I would also add that life, much less ministry, is complex. Ministry can seldom be reduced to one-size-fits-all formulas. What “works” one place often fails miserably someplace else. What “worked” five years, or even five months earlier fails to produce the same yield today, or vice versa. This is because very few things can be attributed to direct cause and effect logic. There are innumerable causes for every outcome and the congregation and the world in which it is located is changing and moving all the time. In an environment like this, it helps to have as many interpretative practices as possible. All three of the practices I have offered are interpretative.
And I want to underscore this point. If in ministry, the minister is the primary actor or initiator, then its not that important to interpret situations. What’s required in a situation like this is to give a publicly gifted senior minister as much authority as possible and serve his vision (male pronoun intended). But if its God’s leadership you’re tracking, then you need practices of interpretation, or discernment. It’s a dangerous thing to simply assume that the minister’s vision and God’s are one and the same. So, we need practices of leadership that create distance or space so that the movement of a living God can be pursued by the entire congregation. These are two fundamentally different ways of thinking about ministry, and I’m committed to the latter.
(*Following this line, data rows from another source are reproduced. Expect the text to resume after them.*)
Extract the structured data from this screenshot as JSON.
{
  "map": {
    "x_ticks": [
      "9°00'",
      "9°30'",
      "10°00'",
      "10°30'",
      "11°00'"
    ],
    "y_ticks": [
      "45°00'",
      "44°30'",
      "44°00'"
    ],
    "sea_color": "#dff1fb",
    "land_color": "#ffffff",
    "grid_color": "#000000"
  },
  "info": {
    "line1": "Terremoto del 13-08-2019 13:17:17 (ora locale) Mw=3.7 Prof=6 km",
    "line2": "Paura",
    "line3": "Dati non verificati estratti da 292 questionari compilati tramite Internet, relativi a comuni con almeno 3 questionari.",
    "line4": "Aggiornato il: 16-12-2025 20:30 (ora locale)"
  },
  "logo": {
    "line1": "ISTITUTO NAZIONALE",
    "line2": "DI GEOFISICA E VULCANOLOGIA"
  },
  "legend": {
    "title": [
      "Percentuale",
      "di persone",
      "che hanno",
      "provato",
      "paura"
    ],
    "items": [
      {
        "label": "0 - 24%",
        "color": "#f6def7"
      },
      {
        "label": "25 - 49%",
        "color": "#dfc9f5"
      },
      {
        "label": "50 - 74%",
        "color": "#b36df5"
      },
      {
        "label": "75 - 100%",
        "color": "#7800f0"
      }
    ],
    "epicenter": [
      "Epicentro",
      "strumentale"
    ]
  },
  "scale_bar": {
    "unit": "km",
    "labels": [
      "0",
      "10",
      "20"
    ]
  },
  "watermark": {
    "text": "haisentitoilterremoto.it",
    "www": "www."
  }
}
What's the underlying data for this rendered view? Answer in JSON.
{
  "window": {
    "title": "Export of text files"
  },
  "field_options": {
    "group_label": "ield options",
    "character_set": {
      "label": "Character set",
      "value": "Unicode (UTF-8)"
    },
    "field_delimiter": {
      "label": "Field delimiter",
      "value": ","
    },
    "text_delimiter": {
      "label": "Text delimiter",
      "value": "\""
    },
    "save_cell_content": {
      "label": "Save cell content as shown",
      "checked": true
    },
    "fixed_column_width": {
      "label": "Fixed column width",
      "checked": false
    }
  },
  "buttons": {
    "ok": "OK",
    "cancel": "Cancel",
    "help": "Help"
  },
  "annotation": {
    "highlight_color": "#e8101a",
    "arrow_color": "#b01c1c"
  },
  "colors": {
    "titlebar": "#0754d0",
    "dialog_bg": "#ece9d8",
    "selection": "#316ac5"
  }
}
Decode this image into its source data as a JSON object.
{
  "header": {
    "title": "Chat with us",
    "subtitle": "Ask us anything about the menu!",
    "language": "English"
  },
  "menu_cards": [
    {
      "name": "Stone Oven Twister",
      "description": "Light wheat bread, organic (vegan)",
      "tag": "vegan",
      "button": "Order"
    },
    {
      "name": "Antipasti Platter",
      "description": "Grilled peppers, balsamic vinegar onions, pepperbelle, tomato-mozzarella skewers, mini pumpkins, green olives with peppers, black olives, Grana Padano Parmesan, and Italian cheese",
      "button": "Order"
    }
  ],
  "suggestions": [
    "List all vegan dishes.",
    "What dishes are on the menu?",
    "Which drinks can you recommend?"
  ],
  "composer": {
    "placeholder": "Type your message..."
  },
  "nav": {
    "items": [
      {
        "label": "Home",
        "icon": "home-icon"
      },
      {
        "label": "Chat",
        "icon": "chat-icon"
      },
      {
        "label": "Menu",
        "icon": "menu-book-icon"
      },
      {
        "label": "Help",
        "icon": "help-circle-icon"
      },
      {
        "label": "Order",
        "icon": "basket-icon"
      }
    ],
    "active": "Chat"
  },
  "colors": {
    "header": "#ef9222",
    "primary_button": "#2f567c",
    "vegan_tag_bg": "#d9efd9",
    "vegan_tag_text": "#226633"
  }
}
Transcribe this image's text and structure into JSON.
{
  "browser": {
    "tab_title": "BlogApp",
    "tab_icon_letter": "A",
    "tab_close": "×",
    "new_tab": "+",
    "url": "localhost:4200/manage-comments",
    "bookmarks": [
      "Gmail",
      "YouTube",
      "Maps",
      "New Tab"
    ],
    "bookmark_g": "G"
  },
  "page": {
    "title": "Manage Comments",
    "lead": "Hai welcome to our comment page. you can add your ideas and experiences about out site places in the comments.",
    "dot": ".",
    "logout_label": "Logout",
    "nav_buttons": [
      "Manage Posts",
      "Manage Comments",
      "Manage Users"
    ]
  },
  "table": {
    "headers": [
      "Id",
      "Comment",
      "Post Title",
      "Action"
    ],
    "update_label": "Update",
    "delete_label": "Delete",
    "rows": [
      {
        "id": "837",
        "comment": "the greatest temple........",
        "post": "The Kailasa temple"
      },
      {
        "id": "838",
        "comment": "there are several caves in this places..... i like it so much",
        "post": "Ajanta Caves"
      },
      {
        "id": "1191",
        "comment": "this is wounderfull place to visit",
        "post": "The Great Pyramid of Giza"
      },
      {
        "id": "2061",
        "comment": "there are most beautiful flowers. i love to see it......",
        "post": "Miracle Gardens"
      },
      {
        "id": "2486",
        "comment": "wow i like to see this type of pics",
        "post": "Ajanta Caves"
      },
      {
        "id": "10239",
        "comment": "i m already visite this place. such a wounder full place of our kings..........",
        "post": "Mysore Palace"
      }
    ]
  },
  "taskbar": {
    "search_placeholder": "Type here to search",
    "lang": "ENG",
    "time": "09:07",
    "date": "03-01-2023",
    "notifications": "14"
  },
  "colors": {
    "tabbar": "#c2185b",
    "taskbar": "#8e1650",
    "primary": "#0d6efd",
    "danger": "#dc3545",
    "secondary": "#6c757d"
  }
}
Along these lines, I’ll also grant that it’s possible to have a vibrant, growing congregation having as its primary strategy collapsing polarities. I was at a conference a few weeks ago where the presenter, a pastor of a mega-church in California, confessed that they grew by deciding what population group (youngish, artistic, college educated types) they were going after, realizing that this meant that some people who don’t fit this demographic would simply not find a place to belong at their congregation. No managing polarities here. My question here is what kind of church is a sign and foretaste of the Kingdom of God, one that thrives in the midst of diversity, or one that grows as a largely homogenous group? For my money, spiritual power is not necessarily required for a homogenous group to get bigger. But it takes real spiritual power for diverse populations to learn to live together. The point I’m trying to make is that these are ways of thinking about ministry given certain theological commitments. These practices allow me to live more fully into these commitments.
Finally, while these might be more sophisticated approaches that take the complexity of congregational life as a given, they actually make ministry easier. I work this way, because this way works. I’ve seen the difference in effectiveness in my own ministry when I moved into these rhythms. I guess this is my way of saying I’m not an ivory tower academic. To use the language of Jackson Carroll, I’m a reflective practitioner, or as Luke Johnson calls it, a practicing theologian.